L'équipe a testé Genève en laboratoire contre de faux censeurs et dans le monde réel contre de vrais censeurs. Dans le laboratoire, les chercheurs ont développé des censeurs qui fonctionnaient comme ceux connus des recherches précédentes pour être déployés par les régimes autocratiques. Sous quelques jours, Genève a identifié pratiquement toutes les stratégies de manipulation de paquets qui avaient été découvertes par des travaux publiés précédemment.
Pour démontrer que Genève a travaillé dans le monde réel contre des stratégies de censure non découvertes, l'équipe a exécuté Genève sur un ordinateur en Chine avec un navigateur Google Chrome non modifié installé. En déployant des stratégies identifiées par Genève, l'utilisateur a pu naviguer sans censure par mot-clé. Les chercheurs ont également réussi à échapper à la censure en Inde, qui bloque les URL interdites, et le Kazakhstan, qui écoutait sur certains sites de médias sociaux à l'époque.
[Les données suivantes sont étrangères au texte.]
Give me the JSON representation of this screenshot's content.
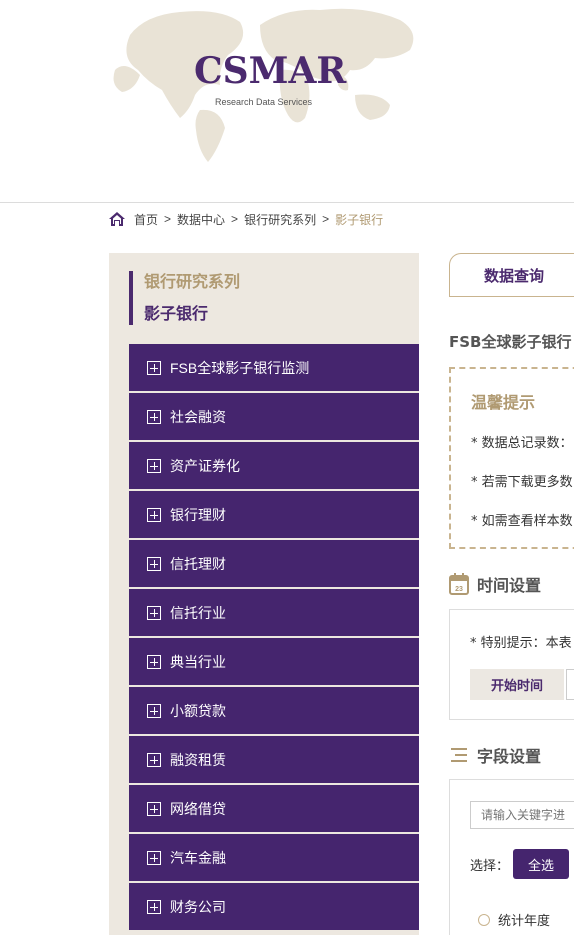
{
  "header": {
    "logo_text": "CSMAR",
    "logo_subtitle": "Research Data Services"
  },
  "breadcrumb": {
    "items": [
      "首页",
      "数据中心",
      "银行研究系列",
      "影子银行"
    ],
    "separator": ">"
  },
  "sidebar": {
    "title": "银行研究系列",
    "subtitle": "影子银行",
    "items": [
      {
        "label": "FSB全球影子银行监测"
      },
      {
        "label": "社会融资"
      },
      {
        "label": "资产证券化"
      },
      {
        "label": "银行理财"
      },
      {
        "label": "信托理财"
      },
      {
        "label": "信托行业"
      },
      {
        "label": "典当行业"
      },
      {
        "label": "小额贷款"
      },
      {
        "label": "融资租赁"
      },
      {
        "label": "网络借贷"
      },
      {
        "label": "汽车金融"
      },
      {
        "label": "财务公司"
      }
    ]
  },
  "main": {
    "tab_label": "数据查询",
    "query_title": "FSB全球影子银行",
    "tips": {
      "title": "温馨提示",
      "lines": [
        "* 数据总记录数：",
        "* 若需下载更多数",
        "* 如需查看样本数"
      ]
    },
    "time_section": {
      "title": "时间设置",
      "note": "* 特别提示：本表",
      "start_label": "开始时间"
    },
    "field_section": {
      "title": "字段设置",
      "search_placeholder": "请输入关键字进",
      "select_label": "选择：",
      "select_all_label": "全选",
      "first_field": "统计年度"
    }
  },
  "colors": {
    "brand_purple": "#45256e",
    "accent_tan": "#b09a72",
    "sidebar_bg": "#ede8e0"
  }
}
Dans tous les cas, Genève a réussi à contourner la censure.
"Actuellement, le cycle d'évasion-détection nécessite une mesure manuelle étendue, rétro-ingénierie et créativité pour développer de nouveaux moyens d'évasion de la censure, " a déclaré Kevin Bock (BS '17, MME. '18, l'informatique), un doctorat en informatique étudiant à l'UMD et auteur principal de l'article. « Avec cette recherche, Genève représente une première étape importante dans l'automatisation de l'évasion de la censure."
Les chercheurs prévoient de publier leurs données et leur code dans l'espoir que cela fournira un accès ouvert à l'information dans les pays où Internet est restreint. L'équipe reconnaît qu'il peut y avoir de nombreuses raisons pour lesquelles les individus vivant sous des régimes autocratiques pourraient ne pas vouloir ou être en mesure d'installer l'outil sur leurs ordinateurs. Cependant, ils ne se découragent pas. Les chercheurs explorent la possibilité de déployer Genève sur l'ordinateur fournissant le contenu bloqué (appelé serveur) plutôt que sur l'ordinateur recherchant le contenu bloqué (appelé client). Cela signifierait que des sites Web tels que Wikipédia ou la BBC pourraient être accessibles à toute personne à l'intérieur des pays qui les bloquent actuellement, comme la Chine et l'Iran, sans demander aux utilisateurs de configurer quoi que ce soit sur leur ordinateur.
« Si Genève peut être déployée côté serveur et fonctionner aussi bien que côté client, alors il pourrait potentiellement ouvrir des communications pour des millions de personnes, " Levin a dit. "C'est une possibilité incroyable, et c'est une direction que nous poursuivons."